The fanfare around the opening of Sydney’s $2.9 billion light rail soon turned to frustration, as technical faults, wrong turns and slow trips left passengers frustrated.

The long-anticipated opening of the Circular Quay to Randwick service on Saturday attracted plenty of passengers keen to try out the alternative form of transport through the heart of the CBD. But despite months of testing, it was a rocky ride. “Driver error” was blamed for a tram that briefly travelled down the wrong line. It stopped suddenly near Haymarket and was able to reverse and correct its path.

A medical emergency also caused delays, while trams were halted between Circular Quay and Central for more than an hour as authorities tried to move a broken down tram in that section.

One passenger on a tram stopped due to a power outage told SBS News said the project had been a waste of money.

“There’s so much more important things that money should have been spent on like schools and hospitals and not to shut down our city like it has.
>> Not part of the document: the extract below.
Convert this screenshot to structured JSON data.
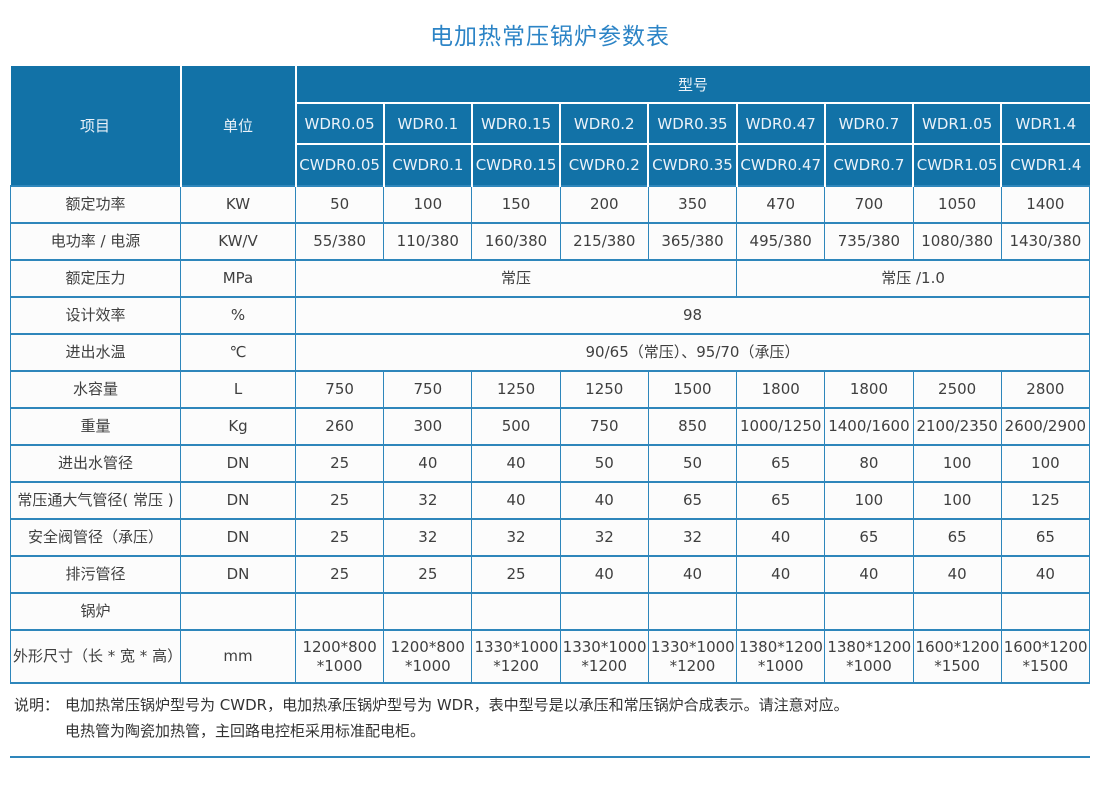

It’s just been a disgrace all round.”

Another passenger said she was disappointed.

“We came into the city just to ride the tram. We’ve been looking forward to it for so long, but we’re stuck here. With the time they’ve spent on it, you’d think they would have got it right.”

Other passengers vented their frustration on social media.
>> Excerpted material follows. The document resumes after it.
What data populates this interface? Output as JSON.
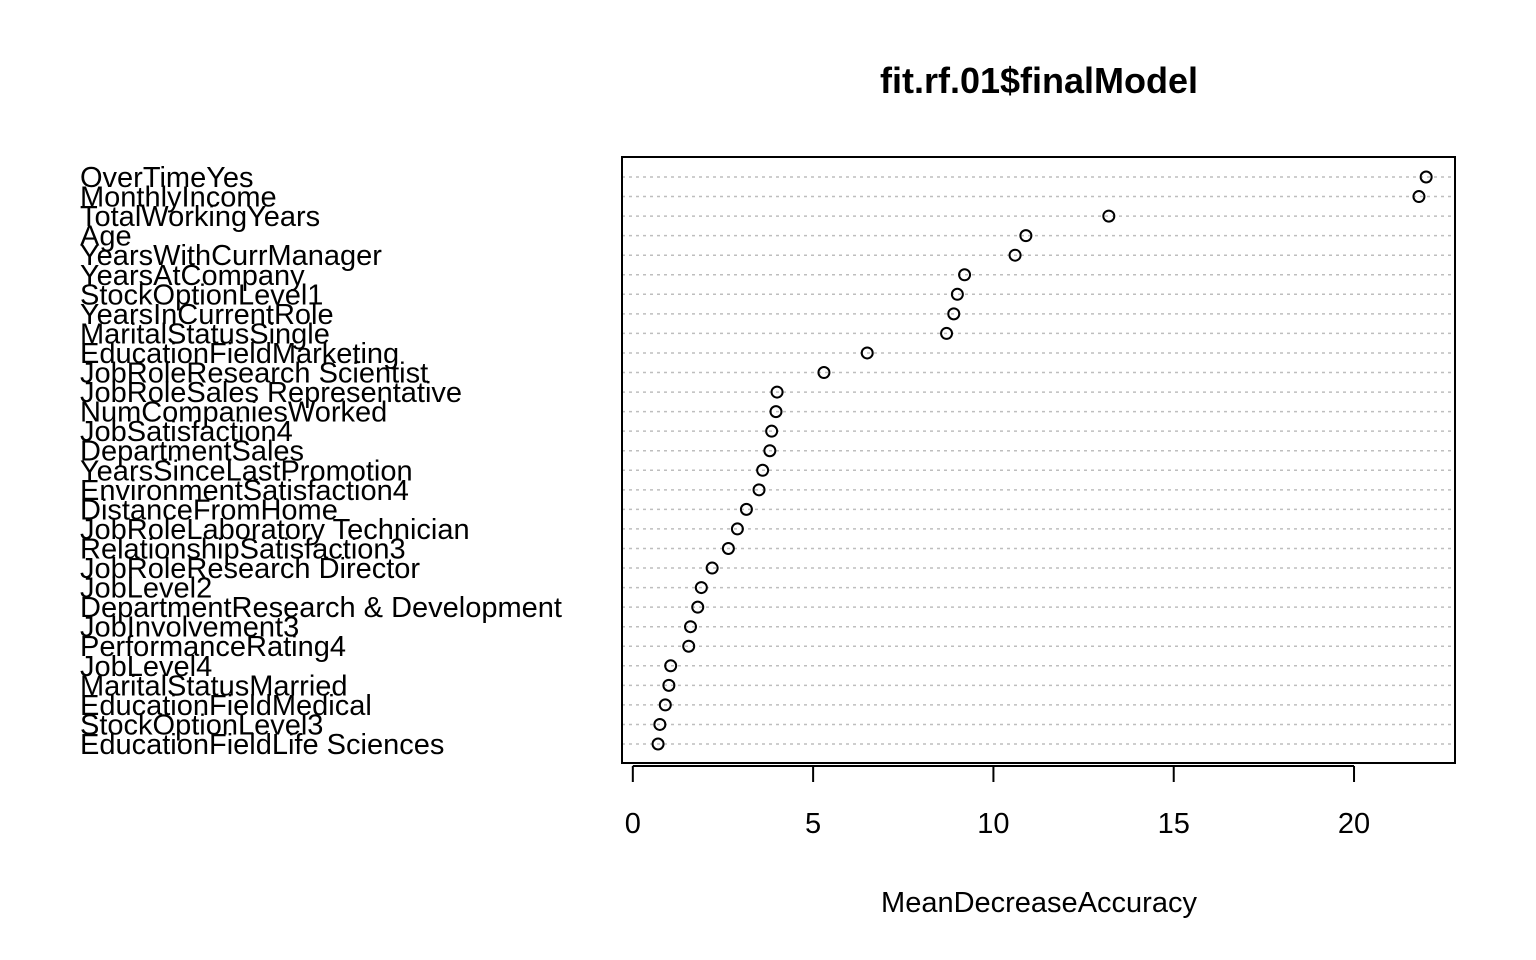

Grant Doyle said it would be “quicker to walk” after waiting 15 minutes at Central without moving and no explanation.

Even those that managed to make it to their destination without incident, complained of long travel times.  

Passengers reported the first trip from Circular Quay to Randwick took 58 minutes, about 30 minutes longer than a bus would have taken to complete the journey.
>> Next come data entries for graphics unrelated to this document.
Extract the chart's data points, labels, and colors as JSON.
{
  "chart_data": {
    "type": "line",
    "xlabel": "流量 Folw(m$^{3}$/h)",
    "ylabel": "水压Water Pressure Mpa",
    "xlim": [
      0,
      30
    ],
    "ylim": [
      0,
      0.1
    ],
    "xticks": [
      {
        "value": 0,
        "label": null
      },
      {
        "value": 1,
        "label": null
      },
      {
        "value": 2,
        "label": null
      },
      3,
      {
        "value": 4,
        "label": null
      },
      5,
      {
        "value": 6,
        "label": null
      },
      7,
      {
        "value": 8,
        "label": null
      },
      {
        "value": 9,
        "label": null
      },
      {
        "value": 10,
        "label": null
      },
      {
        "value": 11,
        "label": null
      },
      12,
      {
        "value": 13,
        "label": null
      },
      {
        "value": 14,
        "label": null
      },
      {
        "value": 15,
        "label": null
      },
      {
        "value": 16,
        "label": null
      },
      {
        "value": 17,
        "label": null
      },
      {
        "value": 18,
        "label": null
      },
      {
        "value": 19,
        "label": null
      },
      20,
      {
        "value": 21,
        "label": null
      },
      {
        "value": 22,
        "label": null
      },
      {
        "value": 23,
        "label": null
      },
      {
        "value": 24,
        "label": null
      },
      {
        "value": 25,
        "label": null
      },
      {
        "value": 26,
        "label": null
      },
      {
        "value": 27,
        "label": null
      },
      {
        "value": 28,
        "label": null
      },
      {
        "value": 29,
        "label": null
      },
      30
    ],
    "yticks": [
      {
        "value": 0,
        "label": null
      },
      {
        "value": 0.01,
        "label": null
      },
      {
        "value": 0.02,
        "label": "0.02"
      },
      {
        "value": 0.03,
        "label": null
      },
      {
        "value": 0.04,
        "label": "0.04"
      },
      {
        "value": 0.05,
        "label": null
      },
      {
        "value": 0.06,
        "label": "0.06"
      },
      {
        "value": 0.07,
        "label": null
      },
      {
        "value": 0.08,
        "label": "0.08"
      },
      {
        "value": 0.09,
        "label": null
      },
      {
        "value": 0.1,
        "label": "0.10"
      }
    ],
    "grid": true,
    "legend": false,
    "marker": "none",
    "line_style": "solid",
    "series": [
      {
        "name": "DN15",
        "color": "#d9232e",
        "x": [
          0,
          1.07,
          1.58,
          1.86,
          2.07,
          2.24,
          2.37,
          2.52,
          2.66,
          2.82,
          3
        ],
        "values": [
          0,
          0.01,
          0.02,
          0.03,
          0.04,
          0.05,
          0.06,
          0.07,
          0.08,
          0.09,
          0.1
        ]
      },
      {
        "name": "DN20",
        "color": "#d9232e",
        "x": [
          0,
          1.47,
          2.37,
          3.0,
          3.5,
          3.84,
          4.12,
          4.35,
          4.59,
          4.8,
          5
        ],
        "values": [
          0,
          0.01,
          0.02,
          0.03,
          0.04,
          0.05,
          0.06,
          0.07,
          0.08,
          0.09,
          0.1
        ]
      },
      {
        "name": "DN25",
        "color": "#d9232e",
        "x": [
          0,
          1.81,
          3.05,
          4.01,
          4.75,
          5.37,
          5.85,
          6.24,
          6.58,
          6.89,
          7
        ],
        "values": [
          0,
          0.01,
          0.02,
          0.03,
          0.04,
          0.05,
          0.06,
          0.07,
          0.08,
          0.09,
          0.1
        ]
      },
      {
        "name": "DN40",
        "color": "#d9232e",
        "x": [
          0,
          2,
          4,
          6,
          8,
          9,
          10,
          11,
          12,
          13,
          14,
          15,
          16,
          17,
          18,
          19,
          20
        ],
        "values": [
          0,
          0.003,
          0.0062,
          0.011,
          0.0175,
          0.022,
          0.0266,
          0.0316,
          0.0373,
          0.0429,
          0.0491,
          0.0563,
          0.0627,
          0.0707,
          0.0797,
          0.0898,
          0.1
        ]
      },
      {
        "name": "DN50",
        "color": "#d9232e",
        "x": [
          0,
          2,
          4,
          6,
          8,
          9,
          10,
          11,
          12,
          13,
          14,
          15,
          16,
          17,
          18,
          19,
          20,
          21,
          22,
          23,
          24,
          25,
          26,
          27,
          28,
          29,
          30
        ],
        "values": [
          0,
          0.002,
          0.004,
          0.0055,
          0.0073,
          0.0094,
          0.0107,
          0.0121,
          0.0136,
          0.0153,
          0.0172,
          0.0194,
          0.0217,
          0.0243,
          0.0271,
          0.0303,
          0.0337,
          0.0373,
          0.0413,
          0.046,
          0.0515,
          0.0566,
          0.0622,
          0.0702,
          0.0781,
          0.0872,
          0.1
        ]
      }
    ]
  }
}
Transport for NSW has advised the longer travel times are to be expected while the network “beds down” over the next few months.

Federal Labor member for Sydney Tanya Plibersek said while she was usually a big fan of public transport she could not get execited about “a tram which is slower than a bus”.

Earlier, the NSW Government celebrated the opening of the project, which has been plagued by cost blow-outs and significant delays.

The 15 kilometre tram service means a return of a light rail network in Sydney for the first time since 1961.

“It’s changed the city forever and it’s going to be a phenomenal project for so many, over many generations to come,” Transport Minister Andrew Constance said at an opening ceremony on Saturday.

“The trams should have never been taken out – everyone is nodding – so we put them back in.”

Frank Ayrton, an 83-year-old who worked as a conductor on the old network, was among the select few able to ride the first service with Mr Constance and Premier Gladys Berejiklian.

“I started on the Waverley depot in 1957, they were not like these (trams),” he told AAP.

“We had the footboards. My job was to walk along the outside and get the fares.

“One hand was for the money, the other hand for the tickets and all you had to hand on with was your elbow.”

The branch line to Kingsford isn’t expected to open until March.

A coupled tram holds up to 450 passengers, the equivalent of nine buses.

Some 200,000 kilometres of tram testing has already taken place while the 100 drivers have each undertaken 190 hours of training.

The new network is predicted to move up to 13,500 commuters an hour during peak time in both directions, the state government said.

Additional staff will be on hand throughout the weekend, while traffic controllers and police officers will be on the ground to deal with higher than normal numbers of commuters.